Whether deciding on fundamental principles of common law, interpreting the articles of constitutions, or making sense of the explosion of human rights, courts, especially the higher and supreme courts, are called on to decide issues of importance for the common good and for the rights and interests of individual persons. In performing this role, courts operate under principles of independence, which means they are neither directly responsive nor directly accountable to the political process.
How then do judges decide cases, especially hard cases? What are the underlying principles, the informal guidelines, the constraints and limitations? The aim of this lecture - and workshop the day after - is to consider further the judicial process, the kinds of arguments and reasons that count, the constraints under which they must operate.
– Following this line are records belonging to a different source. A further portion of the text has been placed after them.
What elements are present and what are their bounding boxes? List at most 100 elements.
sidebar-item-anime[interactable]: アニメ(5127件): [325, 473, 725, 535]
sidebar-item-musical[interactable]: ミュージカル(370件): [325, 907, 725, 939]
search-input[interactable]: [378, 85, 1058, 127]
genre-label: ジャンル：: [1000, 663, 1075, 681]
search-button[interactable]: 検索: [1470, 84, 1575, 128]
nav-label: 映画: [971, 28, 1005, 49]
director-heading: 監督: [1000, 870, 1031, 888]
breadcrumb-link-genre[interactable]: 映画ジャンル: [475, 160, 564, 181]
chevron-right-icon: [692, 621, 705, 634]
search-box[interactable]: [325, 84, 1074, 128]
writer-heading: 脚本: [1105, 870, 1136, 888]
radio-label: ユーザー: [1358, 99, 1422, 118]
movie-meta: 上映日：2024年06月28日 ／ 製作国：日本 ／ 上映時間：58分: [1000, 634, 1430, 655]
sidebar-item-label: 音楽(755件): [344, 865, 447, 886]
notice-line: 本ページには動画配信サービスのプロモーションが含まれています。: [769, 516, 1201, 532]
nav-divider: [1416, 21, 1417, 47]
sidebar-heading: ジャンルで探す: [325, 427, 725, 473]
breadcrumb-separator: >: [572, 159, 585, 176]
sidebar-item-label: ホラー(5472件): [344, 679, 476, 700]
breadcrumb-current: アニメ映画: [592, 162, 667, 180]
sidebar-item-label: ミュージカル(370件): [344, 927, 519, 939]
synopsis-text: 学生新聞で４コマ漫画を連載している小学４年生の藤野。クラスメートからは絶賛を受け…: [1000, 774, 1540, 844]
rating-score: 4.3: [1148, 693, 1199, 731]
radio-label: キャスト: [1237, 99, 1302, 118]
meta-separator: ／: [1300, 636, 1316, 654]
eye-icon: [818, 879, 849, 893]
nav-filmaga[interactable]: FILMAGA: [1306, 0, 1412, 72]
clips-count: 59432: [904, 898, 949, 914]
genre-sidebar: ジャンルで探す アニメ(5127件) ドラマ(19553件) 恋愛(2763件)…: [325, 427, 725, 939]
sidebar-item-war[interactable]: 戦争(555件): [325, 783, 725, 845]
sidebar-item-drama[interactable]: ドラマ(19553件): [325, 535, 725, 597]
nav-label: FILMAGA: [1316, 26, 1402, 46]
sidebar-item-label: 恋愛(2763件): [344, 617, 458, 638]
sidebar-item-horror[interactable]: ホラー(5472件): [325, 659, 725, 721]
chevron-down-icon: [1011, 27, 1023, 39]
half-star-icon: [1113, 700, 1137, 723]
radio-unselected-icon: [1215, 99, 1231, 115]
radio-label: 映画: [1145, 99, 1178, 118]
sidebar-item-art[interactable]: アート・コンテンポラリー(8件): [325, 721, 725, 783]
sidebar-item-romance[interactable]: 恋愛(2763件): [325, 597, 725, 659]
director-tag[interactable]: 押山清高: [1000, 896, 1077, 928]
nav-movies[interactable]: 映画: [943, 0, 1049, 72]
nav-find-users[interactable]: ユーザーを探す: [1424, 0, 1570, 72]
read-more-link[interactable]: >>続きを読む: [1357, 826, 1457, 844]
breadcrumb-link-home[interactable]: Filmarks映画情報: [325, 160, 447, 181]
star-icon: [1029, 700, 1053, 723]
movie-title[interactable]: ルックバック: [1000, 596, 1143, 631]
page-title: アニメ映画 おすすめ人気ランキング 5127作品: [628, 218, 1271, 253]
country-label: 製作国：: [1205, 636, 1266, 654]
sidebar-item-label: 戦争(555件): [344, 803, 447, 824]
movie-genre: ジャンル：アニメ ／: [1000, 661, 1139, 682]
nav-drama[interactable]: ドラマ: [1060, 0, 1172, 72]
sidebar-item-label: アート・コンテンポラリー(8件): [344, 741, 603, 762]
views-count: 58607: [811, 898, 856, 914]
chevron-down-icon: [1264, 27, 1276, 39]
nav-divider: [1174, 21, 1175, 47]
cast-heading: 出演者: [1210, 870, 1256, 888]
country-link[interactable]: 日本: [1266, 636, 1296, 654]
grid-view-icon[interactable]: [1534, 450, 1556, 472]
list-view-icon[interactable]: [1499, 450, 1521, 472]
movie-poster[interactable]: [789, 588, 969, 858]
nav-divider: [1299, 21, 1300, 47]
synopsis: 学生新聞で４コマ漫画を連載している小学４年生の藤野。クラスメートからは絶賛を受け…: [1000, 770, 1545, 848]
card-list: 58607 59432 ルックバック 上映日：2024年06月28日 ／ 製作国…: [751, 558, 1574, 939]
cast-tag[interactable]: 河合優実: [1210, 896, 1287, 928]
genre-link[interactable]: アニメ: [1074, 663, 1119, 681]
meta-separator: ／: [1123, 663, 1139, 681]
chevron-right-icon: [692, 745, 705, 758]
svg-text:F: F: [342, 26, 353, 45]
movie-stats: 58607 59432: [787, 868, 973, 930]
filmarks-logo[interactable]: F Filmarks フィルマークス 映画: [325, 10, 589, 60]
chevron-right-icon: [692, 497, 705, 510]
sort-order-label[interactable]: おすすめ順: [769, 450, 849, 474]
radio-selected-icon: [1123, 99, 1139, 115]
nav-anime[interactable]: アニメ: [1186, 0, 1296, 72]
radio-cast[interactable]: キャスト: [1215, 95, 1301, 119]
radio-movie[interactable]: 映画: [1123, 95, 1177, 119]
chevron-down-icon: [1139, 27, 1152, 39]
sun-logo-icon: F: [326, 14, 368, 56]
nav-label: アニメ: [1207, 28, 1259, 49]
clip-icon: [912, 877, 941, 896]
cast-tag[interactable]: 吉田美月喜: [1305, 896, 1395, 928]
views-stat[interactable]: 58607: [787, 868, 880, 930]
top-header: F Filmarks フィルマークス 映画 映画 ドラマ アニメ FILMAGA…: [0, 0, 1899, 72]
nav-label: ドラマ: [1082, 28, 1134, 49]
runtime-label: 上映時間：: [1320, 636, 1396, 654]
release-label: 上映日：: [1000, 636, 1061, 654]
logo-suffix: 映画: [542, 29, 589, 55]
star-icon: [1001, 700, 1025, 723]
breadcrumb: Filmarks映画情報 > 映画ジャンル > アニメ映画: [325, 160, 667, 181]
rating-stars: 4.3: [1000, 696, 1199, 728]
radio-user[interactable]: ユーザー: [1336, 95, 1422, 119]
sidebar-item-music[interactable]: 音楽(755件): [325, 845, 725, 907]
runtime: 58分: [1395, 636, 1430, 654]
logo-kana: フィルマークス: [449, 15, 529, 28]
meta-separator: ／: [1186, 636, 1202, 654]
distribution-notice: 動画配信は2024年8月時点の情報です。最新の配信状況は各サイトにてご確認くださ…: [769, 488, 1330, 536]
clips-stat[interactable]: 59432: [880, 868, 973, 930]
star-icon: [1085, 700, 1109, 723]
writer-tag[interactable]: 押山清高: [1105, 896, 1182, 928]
Justice Robert Sharpe of the Ontario Court of Appeal opens the proceedings with this lecture, drawing on his experience as both judge and academic.
The following day, Denis Galligan, Professor of Socio-Legal Studies at the University of Oxford and Director of the Foundation for Law, Justice and Society, will open the workshop by commenting on the lecture of the evening before. This will be followed by a roundtable discussion of academics and judges, which will include contributions from judges of diverse jurisdiction and traditions, and from academics who have reflected on the wider issues relating to judicial decision-making.
Robert J. Sharpe holds an LL.B. from the University of Toronto and a D.Phil. from Oxford University. He was called to the Bar of Ontario in 1974 and practised civil litigation with MacKinnon, McTaggart (later McTaggart Potts). He taught at the Faculty of Law, University of Toronto and served as Executive Legal Officer at the Supreme Court of Canada under then Chief Justice Brian Dickson.
Justice Sharpe went on to serve as Dean of the Faculty of Law at the University of Toronto before being appointed to the Ontario Court of Justice (General Division), now called the Superior Court of Justice, and then to the Court of Appeal.
He has written many books and scholarly articles and has reported judgements as a trial and appellate judge in a wide variety of areas. He has also appeared as counsel before courts at all levels, including the Supreme Court of Canada. Justice Sharpe is a frequent lecturer at continuing education programmes for lawyers and judges. He also lectures at many Canadian and international universities.